The forests, which grow in relatively wild and remote regions of the south, make ideal habitat for a variety of wildlife, and such creatures as Iberian lynx, Barbary deer, as well as several raptor species could suffer if the forests are allowed to go by the wayside.
Cork trees also provide a natural barrier against desertification, already a problem in arid Mediterranean countries and expected to grow worse with global warming and the simultaneous loss of protective vegetation, like cork trees.
In fact, experts predict desertification could accelerate to a south-to-north speed of one kilometer per year in southern Portugal. On the other hand, by protecting and even expanding Portugal’s cork forests, which currently total about a third of the world’s acreage, desertification could be halted by 2020, according to WWF.
Angela Morgado, director of fundraising for WWF in Lisbon, says the organization has pleaded with the wine industry to support the cork economy and, in turn, help preserve the Mediterranean’s cork oaks.

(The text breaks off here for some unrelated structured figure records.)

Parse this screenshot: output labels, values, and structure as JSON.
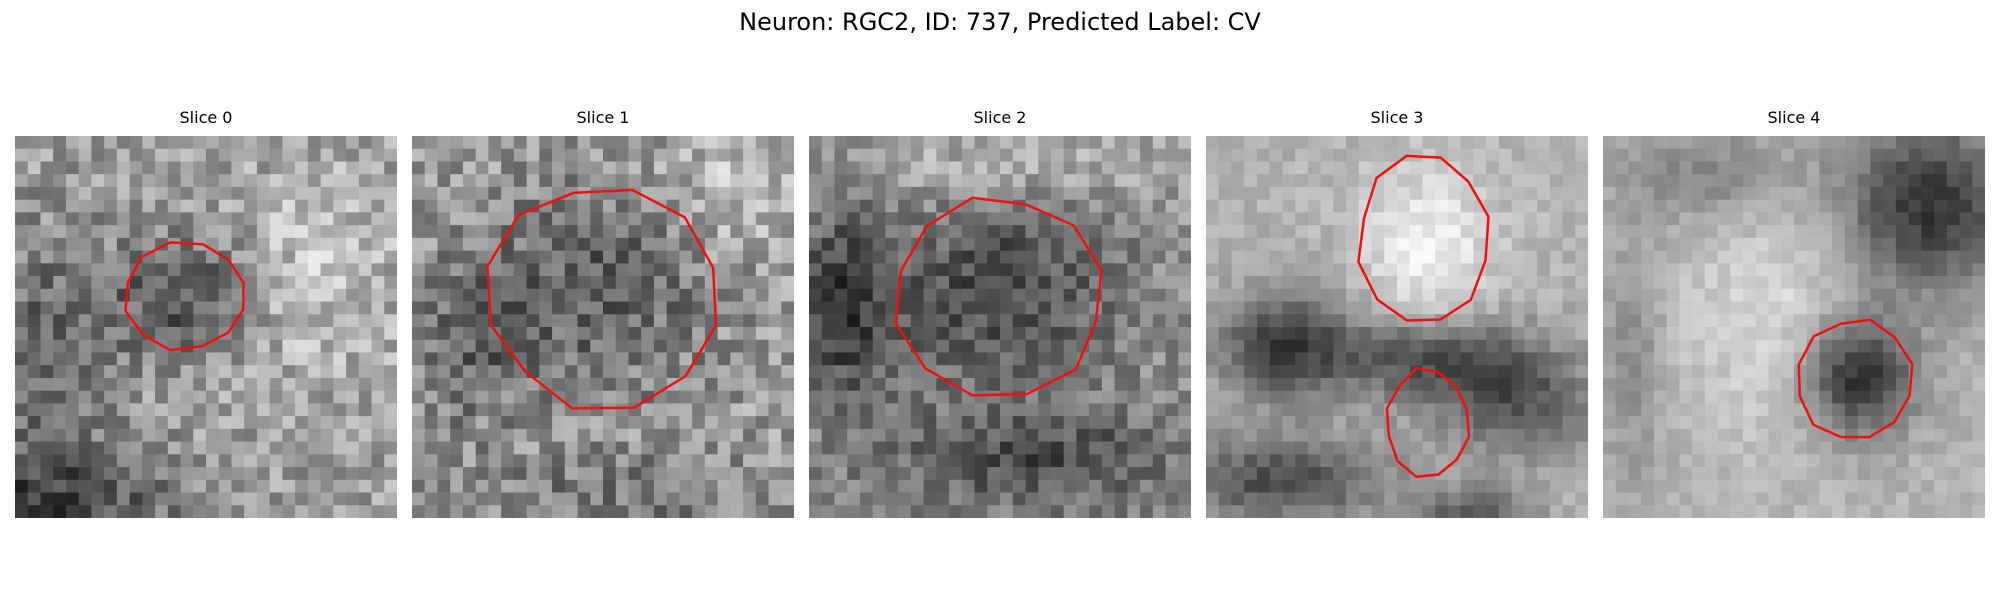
{
  "figure": {
    "title": "Neuron: RGC2, ID: 737, Predicted Label: CV"
  },
  "colors": {
    "outline": "#ee1111",
    "background": "#ffffff"
  },
  "panels": [
    {
      "label": "Slice 0"
    },
    {
      "label": "Slice 1"
    },
    {
      "label": "Slice 2"
    },
    {
      "label": "Slice 3"
    },
    {
      "label": "Slice 4"
    }
  ]
}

The wine industry, however, is not entirely convinced. Though cork stoppers have been the primary means of stopping wine bottles since the 1700s, synthetic stoppers and screw caps are cheaper. These products also preclude all risk of cork taint, a musty condition caused by any of six compounds that can develop in improperly sterilized corks. Cork taint is detectable by even amateur wine tasters and can make an infected wine virtually undrinkable, though the condition is relatively uncommon.

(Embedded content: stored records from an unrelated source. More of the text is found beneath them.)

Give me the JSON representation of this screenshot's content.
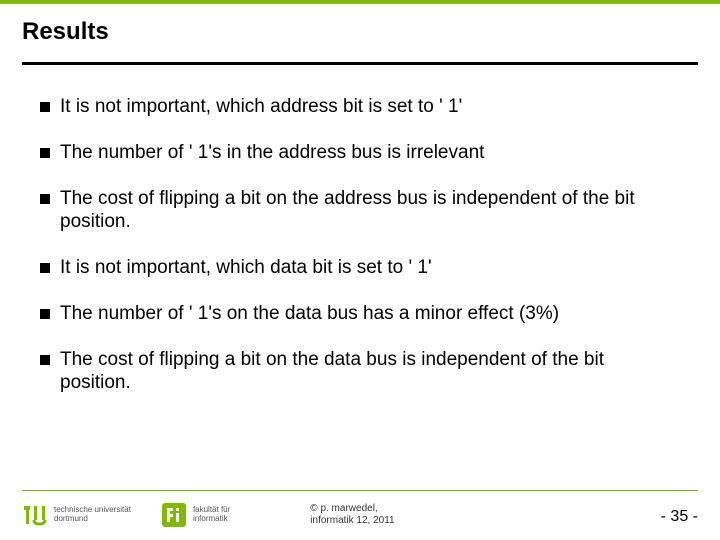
{
  "colors": {
    "accent_green": "#7fba00",
    "text": "#000000",
    "footer_text": "#555555",
    "background": "#ffffff"
  },
  "slide": {
    "title": "Results",
    "bullets": [
      "It is not important, which address bit is set to ' 1'",
      "The number of ' 1's in the address bus is irrelevant",
      "The cost of flipping a bit on the address bus is independent of the bit position.",
      "It is not important, which data bit is set to ' 1'",
      "The number of ' 1's on the data bus has a minor effect (3%)",
      "The cost of flipping a bit on the data bus is independent of the bit position."
    ]
  },
  "footer": {
    "tu_logo_label": "technische universität\ndortmund",
    "fi_logo_label": "fakultät für\ninformatik",
    "copyright_line1": "©  p. marwedel,",
    "copyright_line2": "informatik 12,  2011",
    "page_prefix": "-  ",
    "page_number": "35",
    "page_suffix": " -"
  }
}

At Monks Wine Lounge and Bistro in downtown Chico, co-owner Keely Coy finds about one tainted bottle per three cases purchased. South American wines seem to be infected most frequently. At Creekside Cellars, owner Brenda McLaughlin encounters cork taint just as seldom as ever.
Yet cork taint has always been a concern, and in 1994 eight major American cork distributors banded together to found the Cork Quality Council, based in Forestville in Sonoma County. The organization has since implemented stringent industry standards in sterilizing and handling corks, and today, roughly 80 percent of the corks used to stop American wine bottles pass the inspection of the Cork Quality Council.

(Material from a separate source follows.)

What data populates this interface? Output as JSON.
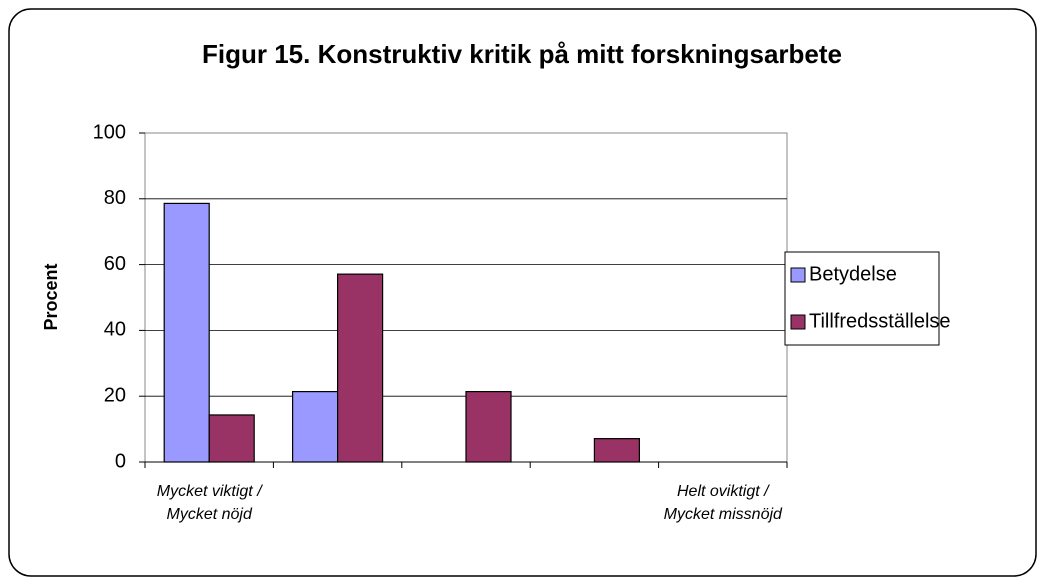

Peter Webber, director of the council, estimates that cork-taint frequency has declined and now occurs in less than 1 percent of American wines. Moreover, says Webber, corks provide a tighter seal than synthetic stoppers while adding a pleasant roundness of flavor to a bottled wine.
The Forest Stewardship Council (FSC), which guards forests worldwide from abuse, has partnered with WWF to launch its own campaign for improved cork quality. By stamping all properly harvested and sterilized corks with an FSC seal of approval, winemakers and consumers could be better assured of an untainted wine while lending support to a sustainable future for the cork trade. Morgado says the program is still in its developing stages.
Coy at Monks saw a huge upsurge in cork alternatives about six months ago, and today 30 percent to 40 percent of her lower-end wines are stopped with an alternative product. Even high-end wineries, she says, are slowly shifting to synthetic and glass stoppers.
The cork oak, however, is not in any immediate danger of going extinct; the trees cannot be cut down, and many makers of high-end sparkling wine will always tend toward natural corks for their bottles. But if the need for the bark diminishes at the rate it is now, the forests could suffer neglect and disease. Cork makers will go jobless and southern Portugal be blown over with sand.